Abba have announced that they have written and recorded their first new songs since they split in 1983.
The Swedish four-piece, who had nine No 1 hits in the UK between 1974 and 1980, and who have sold hundreds of millions of records worldwide, announced on Instagram that they had recorded two new songs for a project in which avatars of the band will perform.
The band said in a statement: “The decision to go ahead with the exciting Abba avatar tour project had an unexpected consequence. We all felt that, after some 35 years, it could be fun to join forces again and go into the recording studio. So we did. And it was like time had stood still and we had only been away on a short holiday. An extremely joyful experience!”
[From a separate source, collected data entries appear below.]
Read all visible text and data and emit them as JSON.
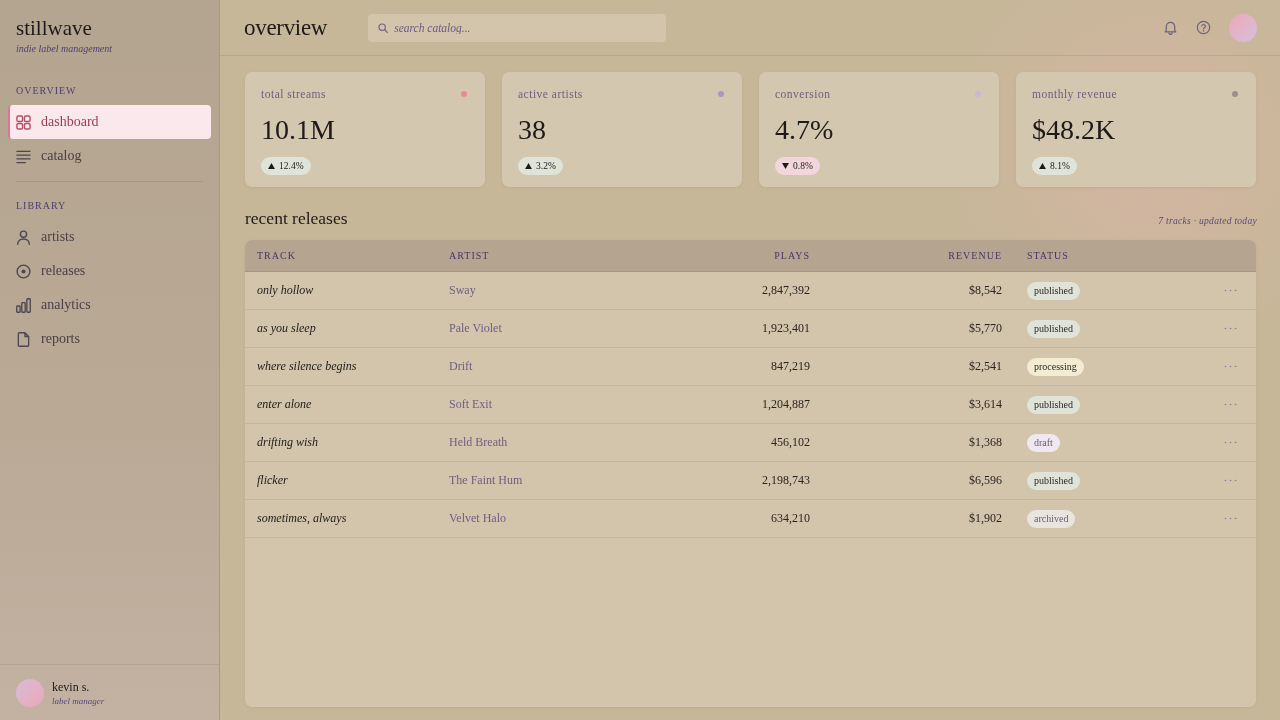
{
  "sidebar": {
    "brand": "stillwave",
    "tagline": "indie label management",
    "sections": [
      {
        "heading": "OVERVIEW",
        "items": [
          {
            "label": "dashboard",
            "selected": true
          },
          {
            "label": "catalog",
            "selected": false
          }
        ]
      },
      {
        "heading": "LIBRARY",
        "items": [
          {
            "label": "artists",
            "selected": false
          },
          {
            "label": "releases",
            "selected": false
          },
          {
            "label": "analytics",
            "selected": false
          },
          {
            "label": "reports",
            "selected": false
          }
        ]
      }
    ],
    "user": {
      "name": "kevin s.",
      "role": "label manager"
    }
  },
  "header": {
    "title": "overview",
    "search": {
      "placeholder": "search catalog..."
    }
  },
  "stats": [
    {
      "label": "total streams",
      "value": "10.1M",
      "change": "12.4%",
      "rising": true,
      "color": "#e8899a"
    },
    {
      "label": "active artists",
      "value": "38",
      "change": "3.2%",
      "rising": true,
      "color": "#a898c4"
    },
    {
      "label": "conversion",
      "value": "4.7%",
      "change": "0.8%",
      "rising": false,
      "color": "#c8b8d8"
    },
    {
      "label": "monthly revenue",
      "value": "$48.2K",
      "change": "8.1%",
      "rising": true,
      "color": "#9a928a"
    }
  ],
  "releases": {
    "title": "recent releases",
    "meta": "7 tracks · updated today",
    "columns": [
      "TRACK",
      "ARTIST",
      "PLAYS",
      "REVENUE",
      "STATUS"
    ],
    "rows": [
      {
        "track": "only hollow",
        "artist": "Sway",
        "plays": "2,847,392",
        "revenue": "$8,542",
        "status": {
          "label": "published",
          "color": "#dfe3d8",
          "muted": false
        }
      },
      {
        "track": "as you sleep",
        "artist": "Pale Violet",
        "plays": "1,923,401",
        "revenue": "$5,770",
        "status": {
          "label": "published",
          "color": "#dfe3d8",
          "muted": false
        }
      },
      {
        "track": "where silence begins",
        "artist": "Drift",
        "plays": "847,219",
        "revenue": "$2,541",
        "status": {
          "label": "processing",
          "color": "#f3ebd2",
          "muted": false
        }
      },
      {
        "track": "enter alone",
        "artist": "Soft Exit",
        "plays": "1,204,887",
        "revenue": "$3,614",
        "status": {
          "label": "published",
          "color": "#dfe3d8",
          "muted": false
        }
      },
      {
        "track": "drifting wish",
        "artist": "Held Breath",
        "plays": "456,102",
        "revenue": "$1,368",
        "status": {
          "label": "draft",
          "color": "#efe8f0",
          "muted": true
        }
      },
      {
        "track": "flicker",
        "artist": "The Faint Hum",
        "plays": "2,198,743",
        "revenue": "$6,596",
        "status": {
          "label": "published",
          "color": "#dfe3d8",
          "muted": false
        }
      },
      {
        "track": "sometimes, always",
        "artist": "Velvet Halo",
        "plays": "634,210",
        "revenue": "$1,902",
        "status": {
          "label": "archived",
          "color": "#e8e4de",
          "muted": true
        }
      }
    ]
  }
}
One of the two new songs that resulted, called I Still Have Faith in You, will feature in a TV special to air in December.
The statement concluded: “We may have come of age, but the song is new. And it feels good.”
Abba’s Björn Ulvaeus revealed details of the band’s forthcoming project in Brussels earlier this week. The centrepiece is the two-hour TV show co-produced by NBC and the BBC, which will see the band perform as computer-generated avatars. Ulvaeus said the band had been digitally scanned and “de-aged” to look like they did in 1979, when they performed their third and final tour.
The avatars are then set to tour the world from next year.
Abba formed in Stockholm in 1972. They comprised two couples: Ulvaeus and Agnetha Fältskog; and Benny Andersson and Anni-Frid Lyngstad, all of whom had enjoyed musical careers in Sweden. The group burst on to the international stage after winning the Eurovision song contest in Brighton in 1974 with their song Waterloo.